The contact monitoring program, which will operate on an opt-in basis, will be published either just before or just after the lockdown is lifted, according to many people with close knowledge of this project.
NHS bosses hope the app will attract greater than 50 percent of the populace, as large numbers of people using it together will be crucial in order for it to work efficiently. The occurrence of this app, which was first shown by the Health Service Journal, has been understood some time.
However, critical technical details have only recently been agreed by NHSX, the NHS England invention unit leading the project.The app will detect different phones in close area using short-range Bluetooth signs, then keep a record of these contacts on the device, the sources say.
If a person tests positive for COVID-19, they’ll have the ability to upload those contacts, that will then be alerted – after a suitable delay, to prevent accidentally identifying a single – through the program.
This method means data isn’t sent frequently to a central authority, possibly easing concerns around privacy, which NHSX worries may slow adoption of this program.
NHSX intends to appoint an Ethics Board to oversee the project, with board members to be identified within the coming weeks.But, privacy campaigners and data security advocates questioned whether any board of this sort will be independent, and increased concerns about the program’s safeguards.
Last week, a group of “responsible technologists” printed an open letter to the CEO of NHSX and the Secretary of State for Health and Social Care warning that”place and contact monitoring technology could be utilised as a way of social control”.

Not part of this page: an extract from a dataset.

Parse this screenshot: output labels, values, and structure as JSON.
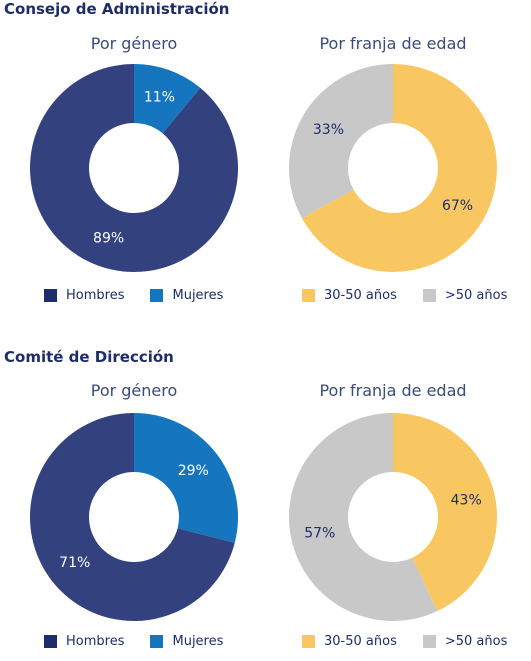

We understands that this letter was printed in response to the first stage of the evolution of the program, which was originally meant to be used during the “containment” period of the government’s response to the pandemic.
1 source who witnessed work on the program in this time described it as a”hot mess” run by”a hodge-podge of providers and contractors” with”no apparent voices in the room talking to the privacy implications of the technology they were using.
“Another said:”The first brief was to take what was happening across the world and say,’What’s the British version of this?’ However, it did not really feel like this was happening.
“NHSX insiders argue that this was an inevitable result of a team working at breakneck speed, during a time once the plan in Downing Street was shifting quickly.